Hi all, sorry for the delay in getting this posted! Here are a few reflections from yesterday and today. The first is from Rebekah:
MC: Power tools are not my friend. Travis: You have to make them your friend.
Sometimes you have to tear down what you built up. If you approach it in the right way, you have the opportunity to do it better the next time around. This, the conclusion we came to when Travis and MC took on the closet job. Armed with hammer and power saw Travis proclaimed, "Alright, I'm going in." Now built to CA earthquake standards, that closet is no doubt the safest place in the house.
M.C has become quite handy with a cordless impact driver and even steady with a reciprocating saw. See the pictures of what happens when a previous group frames a closet with too narrow an opening and we then drywall it not knowing that the homeowner needed it double the width.
A thought from Travis: over the last ten years it has been a remarkable experience to venture to New Orleans to be a part of the rebuilding process. From my first trips a year after Katrina gutting houses to the last five years rebuilding; what a joy it has been to watch the city recover and to be a part of the process. With this joy has come also come immense frustration. New Orleans, particularly the Lower Ninth Ward is one of the most impoverished coties in the country. While working in the Lower Ninth this year, I have observed how devastated the area still is. I have spent time listening talking, but mostly listening, to the neighbors and the homeowner we were working for. The streets are terribly paved with potholes large enough to swallow a small car, there are still homes that have been condemned lining the streets, there are still thousands of vacant lots with a whole line of people longing to return home, there still remains a tremendous amount of work to be done. This August marks the ten year anniversary. Crews are frantically working to repair the streets, homes that have been condemned are finally being bulldozed, the city is still a mess. Crime is rampant, unemployment is high, there are no real grocery stores, just a few convenience stores and a plethora of liquor stores. In August, it is the Mayor of New Orleans intent to display that New Orleans is recovered and to encourage businesses to return. The hard and frustrating truth is that the city is not recovered. In talking with the paving crew after befriending them in sharing some of our cold water, one gentlemen remarked at how all of the work they are doing is to make the city looks better for the media that is coming. There is a supposed plan in place of where the media will be taken and where they will not, so that an image of a city recovered will be displayed. This though, is not reality. It is heartbreaking to see neighborhoods still living in squalor, communities neglected, families still scattered about the country and so many longing to come home.

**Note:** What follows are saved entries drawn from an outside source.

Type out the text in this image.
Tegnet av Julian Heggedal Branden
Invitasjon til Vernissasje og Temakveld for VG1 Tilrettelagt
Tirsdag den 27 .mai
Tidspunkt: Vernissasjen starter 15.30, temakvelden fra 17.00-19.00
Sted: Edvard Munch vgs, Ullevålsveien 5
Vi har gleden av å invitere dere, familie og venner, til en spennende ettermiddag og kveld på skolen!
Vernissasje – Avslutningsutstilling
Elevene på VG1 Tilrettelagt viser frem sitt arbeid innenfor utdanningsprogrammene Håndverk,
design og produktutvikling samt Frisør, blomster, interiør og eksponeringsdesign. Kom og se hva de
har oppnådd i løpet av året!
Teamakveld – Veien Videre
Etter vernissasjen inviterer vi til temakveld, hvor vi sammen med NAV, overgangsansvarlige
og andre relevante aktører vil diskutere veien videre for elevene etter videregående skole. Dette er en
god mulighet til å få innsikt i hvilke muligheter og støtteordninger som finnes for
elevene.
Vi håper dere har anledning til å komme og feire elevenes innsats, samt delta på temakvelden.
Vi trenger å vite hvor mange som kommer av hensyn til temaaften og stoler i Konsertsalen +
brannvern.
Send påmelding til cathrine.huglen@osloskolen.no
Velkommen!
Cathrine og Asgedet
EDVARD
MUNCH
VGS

I often get asked why I return to New Orleans and why I think it is such a worthwhile Mission trip for our church. The simple answer, because the people down here matter and they have been forgotten about. The government support is long gone, the funding is drying up, and the city is being rebuilt solely by volunteers. I hope you will consider coming down to New Orleans to be a part of the rebuilding effort. It's not just about rebuilding a home, it's about rebuilding hope, hope for a family in need and hope for the entire community.
To all who have traveled to New Orleans to help rebuild, from the greatest depths of my heart, I thank you.
Let us continue to not only love one another with our words, but our actions.